Le notizie quotidiane dall’Abruzzo alternano scosse di assestamento, considerazioni su distruzione/ricostruzione e alcune dichiarazioni discutibili. Sarà vero che non conviene dare troppo peso alle gaffes di Berlusconi, ma è innegabile che solo grazie alle tv straniere e a internet abbiamo potuto ascoltare le incredibili parole del premier sul “fine settimana in campeggio”.
I nostri mezzi di informazione hanno invece dato spazio alla proposta del ministro Tremonti di destinare il 5 per mille alla ricostruzione delle aree terremotate.
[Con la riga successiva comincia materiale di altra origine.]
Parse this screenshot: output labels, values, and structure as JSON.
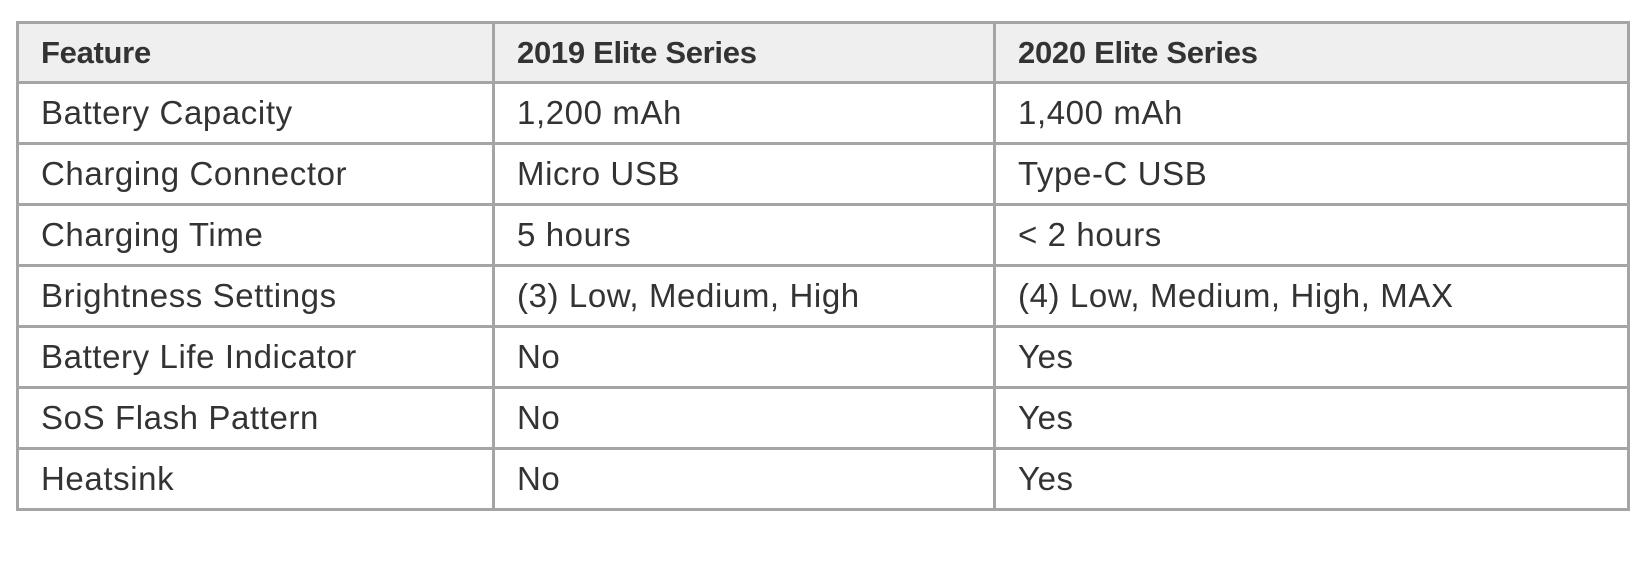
{
  "table": {
    "headers": [
      "Feature",
      "2019 Elite Series",
      "2020 Elite Series"
    ],
    "rows": [
      [
        "Battery Capacity",
        "1,200 mAh",
        "1,400 mAh"
      ],
      [
        "Charging Connector",
        "Micro USB",
        "Type-C USB"
      ],
      [
        "Charging Time",
        "5 hours",
        "< 2 hours"
      ],
      [
        "Brightness Settings",
        "(3) Low, Medium, High",
        "(4) Low, Medium, High, MAX"
      ],
      [
        "Battery Life Indicator",
        "No",
        "Yes"
      ],
      [
        "SoS Flash Pattern",
        "No",
        "Yes"
      ],
      [
        "Heatsink",
        "No",
        "Yes"
      ]
    ]
  },
  "colors": {
    "header_background": "#efefef",
    "border": "#a5a5a5",
    "text": "#333333"
  }
}
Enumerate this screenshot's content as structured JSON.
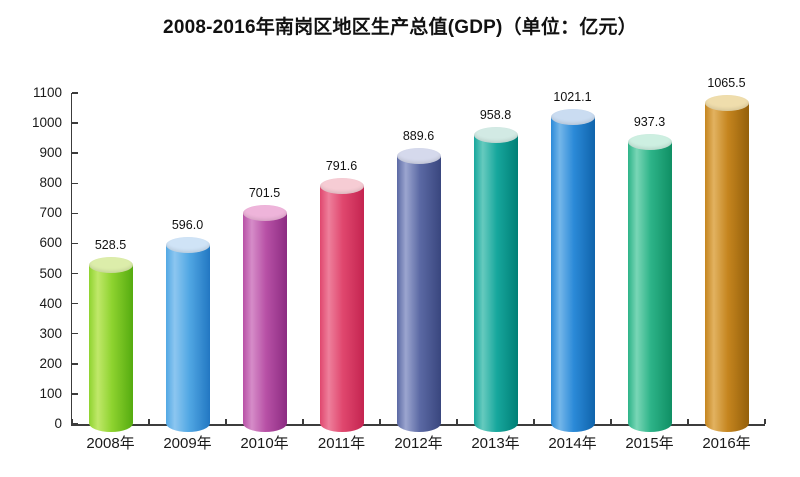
{
  "title": "2008-2016年南岗区地区生产总值(GDP)（单位：亿元）",
  "chart_data": {
    "type": "bar",
    "subtype": "3d-cylinder",
    "title": "2008-2016年南岗区地区生产总值(GDP)（单位：亿元）",
    "unit": "亿元",
    "categories": [
      "2008年",
      "2009年",
      "2010年",
      "2011年",
      "2012年",
      "2013年",
      "2014年",
      "2015年",
      "2016年"
    ],
    "values": [
      528.5,
      596.0,
      701.5,
      791.6,
      889.6,
      958.8,
      1021.1,
      937.3,
      1065.5
    ],
    "value_labels": [
      "528.5",
      "596.0",
      "701.5",
      "791.6",
      "889.6",
      "958.8",
      "1021.1",
      "937.3",
      "1065.5"
    ],
    "xlabel": "",
    "ylabel": "",
    "ylim": [
      0,
      1100
    ],
    "ytick_step": 100,
    "grid": false,
    "legend": "none",
    "background_color": "#ffffff",
    "axis_color": "#3c3c3c",
    "text_color": "#1a1a1a",
    "series_colors": [
      {
        "name": "yellow-green",
        "top": "#dcedaa",
        "light": "#c0e86a",
        "main": "#8ed32f",
        "dark": "#55ab10"
      },
      {
        "name": "light-blue",
        "top": "#cfe3f6",
        "light": "#8cc6f0",
        "main": "#52a8e4",
        "dark": "#2277c2"
      },
      {
        "name": "magenta",
        "top": "#eeb4da",
        "light": "#d58cc8",
        "main": "#b851a6",
        "dark": "#8c2c82"
      },
      {
        "name": "crimson",
        "top": "#f6ccd4",
        "light": "#ee7f9b",
        "main": "#e0476e",
        "dark": "#c42450"
      },
      {
        "name": "slate-blue",
        "top": "#d5d9ec",
        "light": "#9ba5cf",
        "main": "#5b69a4",
        "dark": "#39467e"
      },
      {
        "name": "teal",
        "top": "#d2eae4",
        "light": "#66cabe",
        "main": "#17a79d",
        "dark": "#007f76"
      },
      {
        "name": "blue",
        "top": "#cadcf1",
        "light": "#74b6e9",
        "main": "#2b8ad8",
        "dark": "#0f63ab"
      },
      {
        "name": "emerald",
        "top": "#cdefe1",
        "light": "#79d6b6",
        "main": "#2db388",
        "dark": "#0f8f64"
      },
      {
        "name": "ochre",
        "top": "#efddac",
        "light": "#e2b260",
        "main": "#c5851f",
        "dark": "#945f0a"
      }
    ]
  }
}
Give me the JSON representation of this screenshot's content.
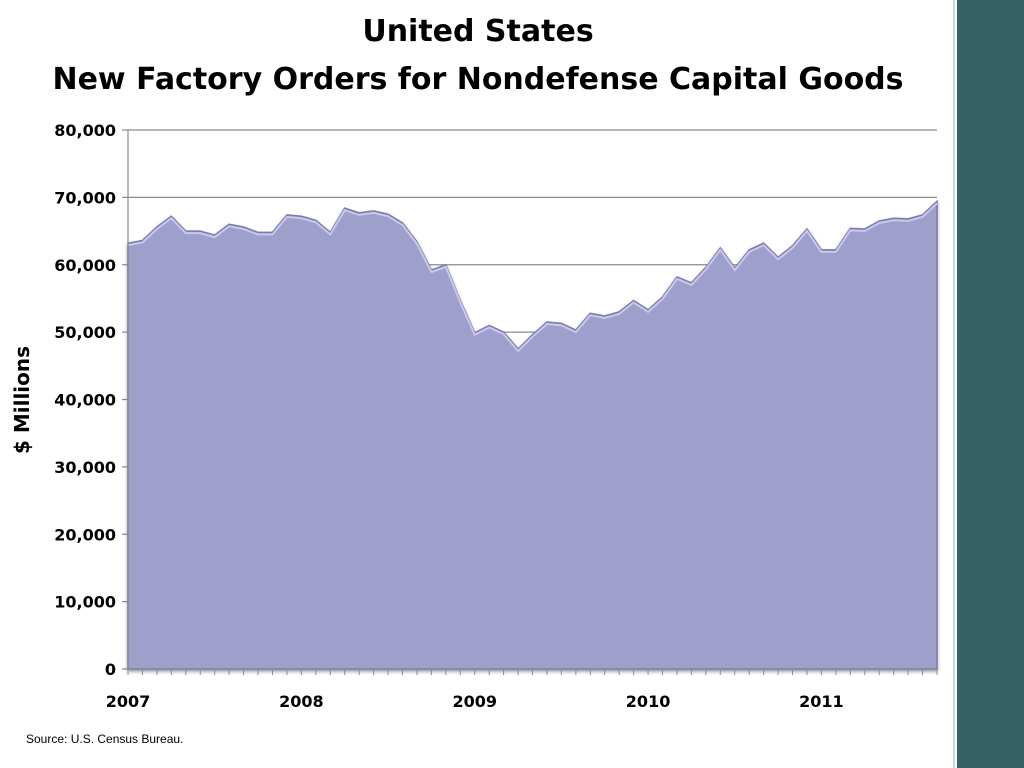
{
  "chart_data": {
    "type": "area",
    "title": "United States",
    "subtitle": "New Factory Orders for Nondefense Capital Goods",
    "xlabel": "",
    "ylabel": "$ Millions",
    "ylim": [
      0,
      80000
    ],
    "yticks": [
      "0",
      "10,000",
      "20,000",
      "30,000",
      "40,000",
      "50,000",
      "60,000",
      "70,000",
      "80,000"
    ],
    "xticks": [
      "2007",
      "2008",
      "2009",
      "2010",
      "2011"
    ],
    "grid": true,
    "x_start": "2007-01",
    "x_frequency": "monthly",
    "values": [
      63200,
      63600,
      65600,
      67200,
      65000,
      65000,
      64400,
      66000,
      65600,
      64800,
      64800,
      67400,
      67200,
      66600,
      64800,
      68400,
      67700,
      68000,
      67500,
      66200,
      63400,
      59200,
      60000,
      54700,
      49900,
      51000,
      50000,
      47500,
      49600,
      51500,
      51300,
      50300,
      52800,
      52400,
      53000,
      54700,
      53300,
      55200,
      58200,
      57300,
      59600,
      62500,
      59500,
      62200,
      63200,
      61100,
      62800,
      65300,
      62200,
      62200,
      65400,
      65300,
      66500,
      66900,
      66800,
      67400,
      69400
    ],
    "fill_color": "#9f9fcc",
    "source": "Source: U.S. Census Bureau."
  }
}
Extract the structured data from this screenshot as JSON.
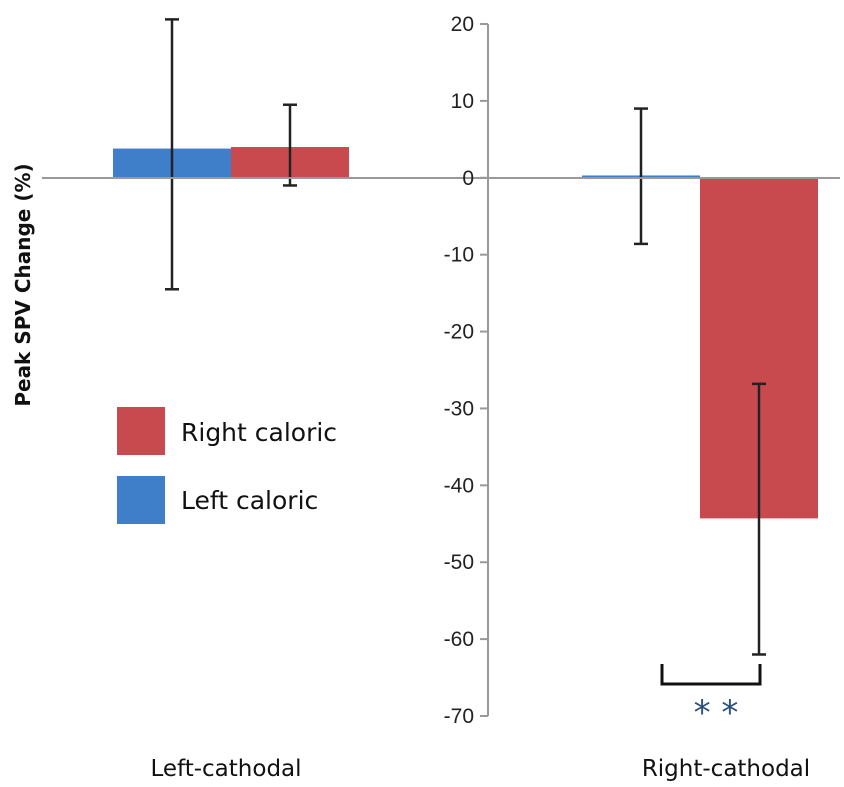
{
  "chart_data": {
    "type": "bar",
    "ylabel": "Peak SPV Change  (%)",
    "ylim": [
      -70,
      20
    ],
    "yticks": [
      20,
      10,
      0,
      -10,
      -20,
      -30,
      -40,
      -50,
      -60,
      -70
    ],
    "categories": [
      "Left-cathodal",
      "Right-cathodal"
    ],
    "series": [
      {
        "name": "Left caloric",
        "color": "#3f7ec9",
        "values": [
          3.8,
          0.3
        ],
        "error": [
          [
            -14.5,
            20.6
          ],
          [
            -8.6,
            9.0
          ]
        ]
      },
      {
        "name": "Right caloric",
        "color": "#c94a4e",
        "values": [
          4.0,
          -44.3
        ],
        "error": [
          [
            -1.0,
            9.5
          ],
          [
            -62.0,
            -26.8
          ]
        ]
      }
    ],
    "legend": {
      "placement": "left-middle",
      "entries": [
        {
          "label": "Right caloric",
          "color": "#c94a4e"
        },
        {
          "label": "Left caloric",
          "color": "#3f7ec9"
        }
      ]
    },
    "annotations": [
      {
        "text": "* *",
        "category": "Right-cathodal"
      }
    ],
    "grid": false
  }
}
Non sono d’accordo perché sottrarrebbe risorse proprio alla rete del volontariato e al no profit. Per questo ho deciso di aderire alla petizione lanciata da “Vita” (clicca qui).
Se è vero che servono 12 miliardi di euro per la ricostruzione e che non è facile reperire risorse nel pieno della crisi economica, è anche vero che alcuni interventi considerati “prioritari” onestamente non lo sono più: è il caso, segnalato dal professor Quadrio Curzio oggi sul Corriere della Sera (leggi qui), del fantomatico ponte sullo stretto di Messina, per il quale il governo ha appena stanziato 1,3 miliardi di euro.